Il presidente della Repubblica del Mozambico, Filipe Nyusi, ha annunciato che il suo Paese ha ufficialmente iniziato ad esportare gas naturale liquefatto (GNL) prodotto dall’impianto offshore Coral Sul, gestito dalla compagnia italiana Eni, al largo della costa nord, dove sono in corso ancora scontri tra l’esercito e i ribelli jihadisti degli al-sheebab.
Anche se in realtà ad aver fatto tutto il lavoro sono multinazionali energetiche come Eni e che di questa immensa torta al Mozambico restano un po’ di royalities, qualche mancia e iniziative di greenwashing ambientale e sociale, Nyusi ha affermato che «E’ con grande onore che annuncio l’inizio della prima esportazione di gas naturale liquefatto. Un tanker, il “British Sponsor”, sta lasciando le acque del Mozambico per il mercato internazionale. Oggi il Mozambico entra negli annali della storia mondiale come uno dei Paesi esportatori di GNL».
Il Mozambico ripone grandi speranze sui vasti giacimenti di gas naturale, i più grandi mai trovati a sud del Sahara, scoperti nella provincia settentrionale di Cabo Delgado nel 2010 e che lo potrebbero far diventare uno dei 10 maggiori esportatori mondiali di GNL. Ma, subito dopo che è stata rivelata la presenza di questi giacimenti il Paese è stato colpito da una sorta di maledizione delle risorse: è scoppiata un’insurrezione condotta da militanti legati allo Stato Islamico provenienti anche dalla Tanzania che ha messo in dubbio la possibilità di gestire in sicurezza le esplorazione dei giacimenti di gas e che ha a lungo bloccato i progressi per il loro sfruttamento. Una guerra che, secondo l’ONG ACLED, negli ultimi 5 anni ha fatto più di 4.100 morti, decine di migliaia di feriti e centinaia di migliaia di profughi.

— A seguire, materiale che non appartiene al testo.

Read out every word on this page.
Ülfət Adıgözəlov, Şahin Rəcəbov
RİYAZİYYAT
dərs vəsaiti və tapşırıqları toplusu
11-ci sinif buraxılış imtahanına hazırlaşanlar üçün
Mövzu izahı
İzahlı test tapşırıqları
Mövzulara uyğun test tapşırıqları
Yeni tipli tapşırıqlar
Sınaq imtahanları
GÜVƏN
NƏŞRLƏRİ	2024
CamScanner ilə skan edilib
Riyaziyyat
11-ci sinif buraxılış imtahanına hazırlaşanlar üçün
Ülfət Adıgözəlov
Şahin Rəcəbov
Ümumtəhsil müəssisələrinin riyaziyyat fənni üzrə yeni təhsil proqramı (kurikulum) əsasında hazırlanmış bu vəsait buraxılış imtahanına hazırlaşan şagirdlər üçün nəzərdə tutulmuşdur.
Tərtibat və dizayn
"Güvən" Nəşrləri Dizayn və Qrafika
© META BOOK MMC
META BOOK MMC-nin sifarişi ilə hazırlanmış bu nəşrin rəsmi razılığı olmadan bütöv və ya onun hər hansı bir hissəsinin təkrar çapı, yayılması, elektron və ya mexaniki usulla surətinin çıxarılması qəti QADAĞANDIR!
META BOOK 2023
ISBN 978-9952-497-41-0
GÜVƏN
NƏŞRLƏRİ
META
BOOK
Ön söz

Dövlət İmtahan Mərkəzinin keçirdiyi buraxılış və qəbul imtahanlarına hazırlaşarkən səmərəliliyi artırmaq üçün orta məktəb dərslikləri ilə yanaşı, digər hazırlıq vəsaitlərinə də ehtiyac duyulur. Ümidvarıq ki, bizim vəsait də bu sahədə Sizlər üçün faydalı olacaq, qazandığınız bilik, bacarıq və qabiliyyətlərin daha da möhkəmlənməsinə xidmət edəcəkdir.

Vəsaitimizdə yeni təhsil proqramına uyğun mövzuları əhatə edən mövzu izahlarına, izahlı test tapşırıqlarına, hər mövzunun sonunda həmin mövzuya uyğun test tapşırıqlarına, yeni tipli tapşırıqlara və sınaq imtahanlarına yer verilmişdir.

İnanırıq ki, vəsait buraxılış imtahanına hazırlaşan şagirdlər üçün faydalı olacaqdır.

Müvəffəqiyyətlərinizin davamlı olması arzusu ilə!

Poi, come la nemesi del cambiamento climatico innescato dai combustibili fossili, la provincia di Cabo Delgado e la costa nord del Mozambico sono state colpite da una serie di giganteschi cicloni che non si erano mai visti prima e che hanno fatto vittime e danni incalcolabili dai quali la popolazione non si è ancora ripresa.
Questa prima spedizione di GNL avviene nell’ambito di un accordo di acquisto a lungo termine firmato con il colosso britannico British Petroleum (BP), socio in affari di Eni in Mozambico.

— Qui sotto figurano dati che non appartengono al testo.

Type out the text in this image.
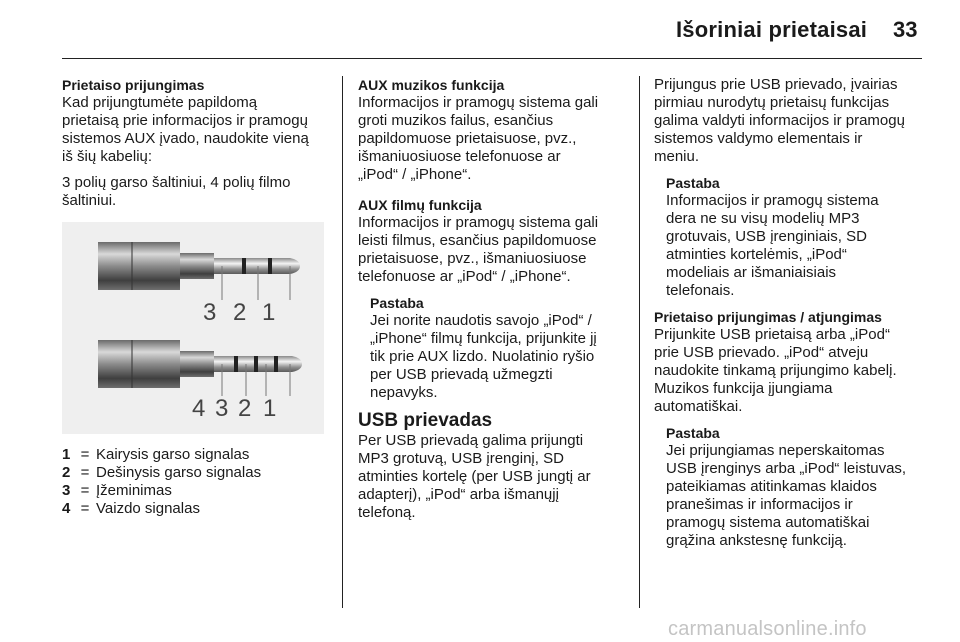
Išoriniai prietaisai 33
Prietaiso prijungimas
Kad prijungtumėte papildomą
prietaisą prie informacijos ir pramogų
sistemos AUX įvado, naudokite vieną
iš šių kabelių:
3 polių garso šaltiniui, 4 polių filmo
šaltiniui.
3 2 1
4 3 2 1
1 = Kairysis garso signalas
2 = Dešinysis garso signalas
3 = Įžeminimas
4 = Vaizdo signalas
AUX muzikos funkcija
Informacijos ir pramogų sistema gali
groti muzikos failus, esančius
papildomuose prietaisuose, pvz.,
išmaniuosiuose telefonuose ar
„iPod“ / „iPhone“.
AUX filmų funkcija
Informacijos ir pramogų sistema gali
leisti filmus, esančius papildomuose
prietaisuose, pvz., išmaniuosiuose
telefonuose ar „iPod“ / „iPhone“.
Pastaba
Jei norite naudotis savojo „iPod“ /
„iPhone“ filmų funkcija, prijunkite jį
tik prie AUX lizdo. Nuolatinio ryšio
per USB prievadą užmegzti
nepavyks.
USB prievadas
Per USB prievadą galima prijungti
MP3 grotuvą, USB įrenginį, SD
atminties kortelę (per USB jungtį ar
adapterį), „iPod“ arba išmanųjį
telefoną.
Prijungus prie USB prievado, įvairias
pirmiau nurodytų prietaisų funkcijas
galima valdyti informacijos ir pramogų
sistemos valdymo elementais ir
meniu.
Pastaba
Informacijos ir pramogų sistema
dera ne su visų modelių MP3
grotuvais, USB įrenginiais, SD
atminties kortelėmis, „iPod“
modeliais ar išmaniaisiais
telefonais.
Prietaiso prijungimas / atjungimas
Prijunkite USB prietaisą arba „iPod“
prie USB prievado. „iPod“ atveju
naudokite tinkamą prijungimo kabelį.
Muzikos funkcija įjungiama
automatiškai.
Pastaba
Jei prijungiamas neperskaitomas
USB įrenginys arba „iPod“ leistuvas,
pateikiamas atitinkamas klaidos
pranešimas ir informacijos ir
pramogų sistema automatiškai
grąžina ankstesnę funkciją.
carmanualsonline.info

Secondo i dati dell’International energy agency, (Iea) la produzione di Coral Sul FLNG, la struttura offshore che produce GNL operata da Eni e inaugurata il 3 gennaio, dovrebbe essere di 3,37 milioni di tonnellate di gas naturale liquefatto all’anno, che equivale al 77% dell’estrazione annuale di gas naturale in Mozambico nel 2020. Un investimento tecnico ed economico enorme fatto per realizzare guadagni altrettanto enormi, non certo per mantenere i combustibili fossili sotto terra o sotto il fondale marino, come richiederebbe l’Accordo di Parigi,
Nel 2012 in Mozambico era stato scoperto il giacimento di gas nel bacino di Rovuma, stimato in circa 4,5 miliardi di m3. Nel 2017 il governo mozambicano ha firmato un accordo per il suo sfruttamento con il Mozambico Rovuma Venture SpA, una joint venture tra ExxonMobil, Eni e la cinese CNPC, la cui partecipazione al progetto è del 70%. Allo stesso modo, la compagnia statale mozambicana ENH, la GALP portoghese e la KOGAS sudcoreana hanno ciascuna una quota del 10%.

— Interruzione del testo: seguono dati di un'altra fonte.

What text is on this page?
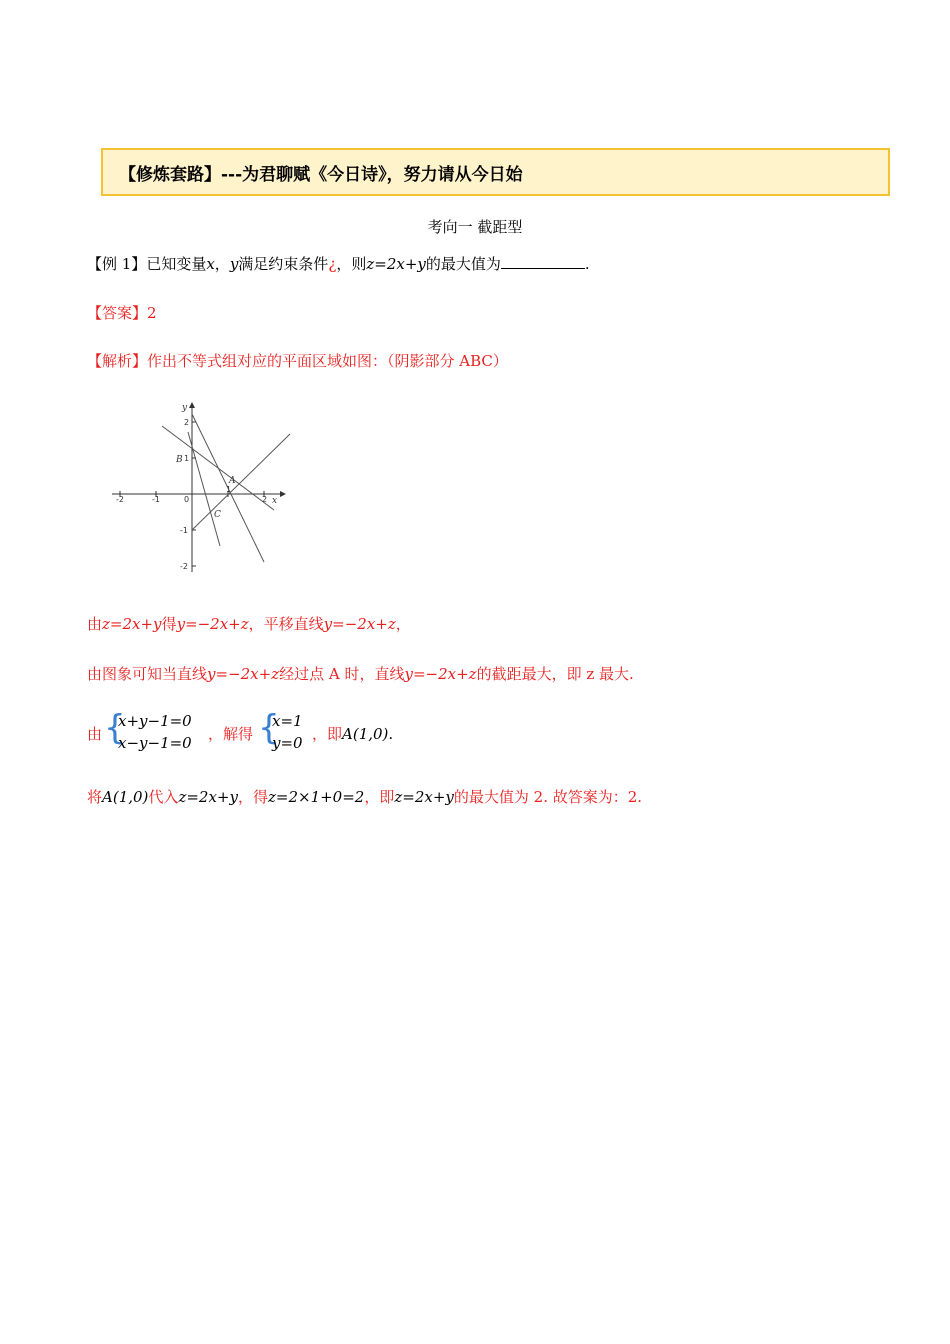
【修炼套路】---为君聊赋《今日诗》，努力请从今日始
考向一 截距型
【例 1】已知变量x，y满足约束条件¿，则z=2x+y的最大值为	.
【答案】2
【解析】作出不等式组对应的平面区域如图：（阴影部分 ABC）
-2	-1	0
1
2
2
1
-1
-2
y
x
B
A
C
由z=2x+y得y=−2x+z，平移直线y=−2x+z，
由图象可知当直线y=−2x+z经过点 A 时，直线y=−2x+z的截距最大，即 z 最大.
由 {
x+y−1=0
x−y−1=0 ，解得 {
x=1
y=0 ，即A(1,0).
将A(1,0)代入z=2x+y，得z=2×1+0=2，即z=2x+y的最大值为 2. 故答案为：2.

Ecco, guardando dal Mozambico verso Piombino, Ravenna e qualche porto italiano si capisce meglio perché l’arrivo dei rigassificatori in Italia era già scritto da molto prima che iniziasse la guerra in Ucraina e perché la guerra in Ucraina è stata l’occasione inattesa per sbrigare in maniera spiccia ed emergenziale una faccenda che in tempo di pace avrebbe richiesto ben altra strategia, pazienza e prudenza politica. Si capisce perché dal Mozambico a Piombino si sia saldato un accordo bipartisan fatto di non detto e di greenwashing e blackwashing politico e gioco delle parti istituzionale a Piombino, Firenze, Roma e Bruxelles.
Il sovranismo energetico italiano con il gas di Cabo Delgado, altro che quelle 4 gocce di gas italiano da trivellare nell’Adriatico scosso dal terremoto!